Si el ordenamiento del goce es vía normas corporativas, ideales universalizados, el
discurso es el universitario. Para poner un ejemplo: la duración de la sesión, el
corte de la sesión, son actos calculados en la singularidad de una cura; pero si la
sesión breve se universaliza, se generaliza, el discurso analítico se puede deslizar al
universitario, con saberes académicos aplicados corporativamente. Las normas
corporativas no son exclusivas de las instituciones, el discurso universitario puede
regir en el consultorio del analista.

Entonces, un orden de hierro institucional no se refiere a la dureza de las normas


ni a la ausencia de las mismas, sino a un orden con límites e ideales corporativos.
Y tomo otra vez la clínica del acting porque hecha luz en este punto. Nada más
ineficaz, para calmar un acting, que proponer al sujeto valores e ideales que
conforman un modelo de la sociedad a los que debería adaptarse; ni tampoco la
aplicación de prohibiciones para que se ajuste al modelo.
El límite opera solamente si su aplicación atiende la singularidad, y transmite al
mismo tiempo una ética del orden del “apuesto en vos”. Si en este punto el
paciente sospecha de la inautenticidad del límite, la rebeldía, el capricho y el
rechazo al mismo se potencian.

De la inautenticidad del deseo del analista al operar con las normas se sospecha, si
la norma es aplicada sin anudamiento al amor; no se trata del amor imaginario,
sino pensado desde la función deseo del analista como un alojamiento al sujeto.
Entonces, el malestar de lo instituido puede pensarse como síntoma del discurso
burocrático de las instituciones, cuando rigen normas corporativas sin anudamiento
a un ejercicio posible del amor. Ahí el rechazo y el malestar son la única
manifestación subjetiva que posibilita el discurso universitario.
En el seminario 18 Lacan formula que el producto, en el matema del discurso
analítico, es la ley del nombre del padre, el S1. Es decir, algo de esa ley tiene que
producirse en el análisis; un “no” que el sujeto conquiste en sí mismo, del cual se
sirva para limitar lo ilimitado; esto es, que el sujeto encuentre su singular manera
de aplicar la función del nombre del padre.
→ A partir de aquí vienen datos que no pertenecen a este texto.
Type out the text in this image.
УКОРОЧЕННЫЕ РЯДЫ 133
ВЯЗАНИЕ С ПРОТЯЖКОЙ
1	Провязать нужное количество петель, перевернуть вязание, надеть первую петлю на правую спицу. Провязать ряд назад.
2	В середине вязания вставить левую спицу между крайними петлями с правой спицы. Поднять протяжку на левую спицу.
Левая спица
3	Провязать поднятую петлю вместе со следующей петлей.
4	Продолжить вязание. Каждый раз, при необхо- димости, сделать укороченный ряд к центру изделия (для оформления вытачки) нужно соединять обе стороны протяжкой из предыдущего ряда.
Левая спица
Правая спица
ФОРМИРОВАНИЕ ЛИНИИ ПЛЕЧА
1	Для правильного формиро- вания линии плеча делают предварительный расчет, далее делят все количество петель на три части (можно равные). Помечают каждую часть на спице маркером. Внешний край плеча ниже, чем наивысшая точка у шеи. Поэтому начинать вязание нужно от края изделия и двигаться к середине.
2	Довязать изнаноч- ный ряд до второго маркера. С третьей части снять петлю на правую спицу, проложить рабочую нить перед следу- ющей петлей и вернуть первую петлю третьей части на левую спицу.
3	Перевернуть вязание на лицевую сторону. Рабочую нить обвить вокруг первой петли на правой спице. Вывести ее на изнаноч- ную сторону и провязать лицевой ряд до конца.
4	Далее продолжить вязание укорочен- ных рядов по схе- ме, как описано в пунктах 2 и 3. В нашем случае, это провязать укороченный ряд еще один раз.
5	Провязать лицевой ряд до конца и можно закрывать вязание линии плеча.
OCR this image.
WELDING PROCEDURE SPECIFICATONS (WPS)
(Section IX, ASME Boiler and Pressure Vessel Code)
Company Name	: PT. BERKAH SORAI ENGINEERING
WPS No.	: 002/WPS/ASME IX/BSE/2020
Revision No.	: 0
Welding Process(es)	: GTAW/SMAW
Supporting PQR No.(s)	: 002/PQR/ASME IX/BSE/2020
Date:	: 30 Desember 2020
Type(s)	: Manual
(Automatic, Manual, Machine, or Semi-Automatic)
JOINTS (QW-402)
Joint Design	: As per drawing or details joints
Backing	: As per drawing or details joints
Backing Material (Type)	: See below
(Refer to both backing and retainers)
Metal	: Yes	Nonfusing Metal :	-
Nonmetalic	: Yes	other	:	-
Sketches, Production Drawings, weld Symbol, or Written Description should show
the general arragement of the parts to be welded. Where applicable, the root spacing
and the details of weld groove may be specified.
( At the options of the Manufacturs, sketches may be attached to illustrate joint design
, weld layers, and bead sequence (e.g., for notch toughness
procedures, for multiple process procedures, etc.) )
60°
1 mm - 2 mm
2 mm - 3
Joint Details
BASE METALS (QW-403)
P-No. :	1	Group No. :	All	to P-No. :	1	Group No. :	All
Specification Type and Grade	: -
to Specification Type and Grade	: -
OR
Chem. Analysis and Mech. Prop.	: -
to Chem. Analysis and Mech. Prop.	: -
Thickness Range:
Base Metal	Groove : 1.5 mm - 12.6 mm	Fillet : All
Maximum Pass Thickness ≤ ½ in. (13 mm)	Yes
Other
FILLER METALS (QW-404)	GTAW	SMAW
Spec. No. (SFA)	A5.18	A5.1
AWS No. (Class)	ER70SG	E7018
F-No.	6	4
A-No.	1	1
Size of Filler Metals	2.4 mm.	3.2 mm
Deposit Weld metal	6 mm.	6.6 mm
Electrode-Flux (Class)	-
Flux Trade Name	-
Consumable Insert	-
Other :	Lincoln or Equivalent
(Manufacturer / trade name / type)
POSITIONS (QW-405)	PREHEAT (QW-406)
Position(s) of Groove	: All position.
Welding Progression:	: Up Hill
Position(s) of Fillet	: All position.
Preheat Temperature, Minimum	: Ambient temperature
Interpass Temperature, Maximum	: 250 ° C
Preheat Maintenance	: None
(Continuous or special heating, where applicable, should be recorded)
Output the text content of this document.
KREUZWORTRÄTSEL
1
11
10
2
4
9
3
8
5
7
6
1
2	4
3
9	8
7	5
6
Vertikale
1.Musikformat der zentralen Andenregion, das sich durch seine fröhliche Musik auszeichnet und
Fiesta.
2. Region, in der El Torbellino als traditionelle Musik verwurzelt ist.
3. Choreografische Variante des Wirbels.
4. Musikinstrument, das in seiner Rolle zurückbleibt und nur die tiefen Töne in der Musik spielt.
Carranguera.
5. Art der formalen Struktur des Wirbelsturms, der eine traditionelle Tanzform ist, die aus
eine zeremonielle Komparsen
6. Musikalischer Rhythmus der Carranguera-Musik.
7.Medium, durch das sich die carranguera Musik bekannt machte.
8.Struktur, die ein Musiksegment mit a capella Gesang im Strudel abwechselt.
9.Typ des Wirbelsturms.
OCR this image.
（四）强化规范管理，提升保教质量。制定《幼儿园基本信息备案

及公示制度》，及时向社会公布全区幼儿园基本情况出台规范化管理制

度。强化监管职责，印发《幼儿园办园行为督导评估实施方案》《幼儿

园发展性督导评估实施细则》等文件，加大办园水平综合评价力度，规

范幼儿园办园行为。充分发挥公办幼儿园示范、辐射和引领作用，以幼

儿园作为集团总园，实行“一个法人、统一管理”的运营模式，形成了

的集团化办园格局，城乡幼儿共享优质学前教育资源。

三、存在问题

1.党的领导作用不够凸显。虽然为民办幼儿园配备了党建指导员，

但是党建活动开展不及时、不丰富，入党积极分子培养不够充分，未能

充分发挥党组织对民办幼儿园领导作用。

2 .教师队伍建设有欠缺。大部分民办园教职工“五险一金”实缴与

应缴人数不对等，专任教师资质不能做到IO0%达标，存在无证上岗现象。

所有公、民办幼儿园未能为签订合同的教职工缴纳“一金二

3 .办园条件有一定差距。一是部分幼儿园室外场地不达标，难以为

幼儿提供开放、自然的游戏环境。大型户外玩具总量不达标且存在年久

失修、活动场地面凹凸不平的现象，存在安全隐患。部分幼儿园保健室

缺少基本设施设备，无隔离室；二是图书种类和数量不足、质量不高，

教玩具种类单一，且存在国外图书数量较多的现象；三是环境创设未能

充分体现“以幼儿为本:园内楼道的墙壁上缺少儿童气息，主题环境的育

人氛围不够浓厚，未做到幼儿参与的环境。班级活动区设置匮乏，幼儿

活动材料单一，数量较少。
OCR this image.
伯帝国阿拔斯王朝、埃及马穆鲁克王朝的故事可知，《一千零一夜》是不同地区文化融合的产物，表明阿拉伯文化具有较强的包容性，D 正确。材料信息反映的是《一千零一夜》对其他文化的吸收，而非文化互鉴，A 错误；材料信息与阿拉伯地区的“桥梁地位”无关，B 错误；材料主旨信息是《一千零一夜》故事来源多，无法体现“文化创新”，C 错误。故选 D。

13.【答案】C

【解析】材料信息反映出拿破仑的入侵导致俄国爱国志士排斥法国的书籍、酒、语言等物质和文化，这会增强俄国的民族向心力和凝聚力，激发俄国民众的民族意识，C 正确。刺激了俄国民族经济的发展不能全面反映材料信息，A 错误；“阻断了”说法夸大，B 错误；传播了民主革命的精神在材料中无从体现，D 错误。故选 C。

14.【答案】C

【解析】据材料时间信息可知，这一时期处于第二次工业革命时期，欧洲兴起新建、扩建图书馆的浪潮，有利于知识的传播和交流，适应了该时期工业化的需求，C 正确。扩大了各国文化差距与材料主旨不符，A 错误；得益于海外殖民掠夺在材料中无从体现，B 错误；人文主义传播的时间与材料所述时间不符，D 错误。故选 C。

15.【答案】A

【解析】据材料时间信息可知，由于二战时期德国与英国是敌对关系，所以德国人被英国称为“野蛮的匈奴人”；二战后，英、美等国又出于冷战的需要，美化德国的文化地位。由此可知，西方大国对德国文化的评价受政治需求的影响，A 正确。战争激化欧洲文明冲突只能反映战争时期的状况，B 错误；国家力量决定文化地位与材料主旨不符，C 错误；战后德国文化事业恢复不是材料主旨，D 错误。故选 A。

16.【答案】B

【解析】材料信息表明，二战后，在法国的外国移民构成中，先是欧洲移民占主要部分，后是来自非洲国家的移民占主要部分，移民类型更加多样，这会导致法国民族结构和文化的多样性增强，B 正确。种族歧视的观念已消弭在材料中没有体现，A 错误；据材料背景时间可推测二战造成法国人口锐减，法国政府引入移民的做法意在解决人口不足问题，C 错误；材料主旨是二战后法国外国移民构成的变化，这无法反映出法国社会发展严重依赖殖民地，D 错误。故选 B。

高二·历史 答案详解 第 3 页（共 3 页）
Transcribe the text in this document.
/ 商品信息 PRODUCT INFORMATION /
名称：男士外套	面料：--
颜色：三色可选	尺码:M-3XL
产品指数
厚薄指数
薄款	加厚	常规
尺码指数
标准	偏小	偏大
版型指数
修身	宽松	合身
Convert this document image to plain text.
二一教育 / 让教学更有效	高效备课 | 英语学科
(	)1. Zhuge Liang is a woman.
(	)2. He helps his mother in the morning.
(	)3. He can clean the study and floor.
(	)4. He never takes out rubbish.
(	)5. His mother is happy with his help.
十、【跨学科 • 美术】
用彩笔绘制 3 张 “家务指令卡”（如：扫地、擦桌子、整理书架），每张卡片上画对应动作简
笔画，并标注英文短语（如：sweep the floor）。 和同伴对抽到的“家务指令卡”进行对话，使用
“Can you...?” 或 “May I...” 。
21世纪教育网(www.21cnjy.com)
Es el “no” de la ley del nombre del padre, ley con la que opera y a la que apela el
analista en el discurso analítico, en oposición al “no” despótico y cerrado de las
leyes corporativas del discurso universitario.
Para concluir, diré que, como analistas en la institución pública, nunca está de más
preguntarnos desde qué discurso nos alojamos en el hospital, porque los
deslizamientos discursivos son inevitables y permanentes en todos nosotros. Sólo
la pregunta ética nos permite sostener en la institución pública el deseo del
analista; un deseo que es, como el amor, imposible pero ejercitable.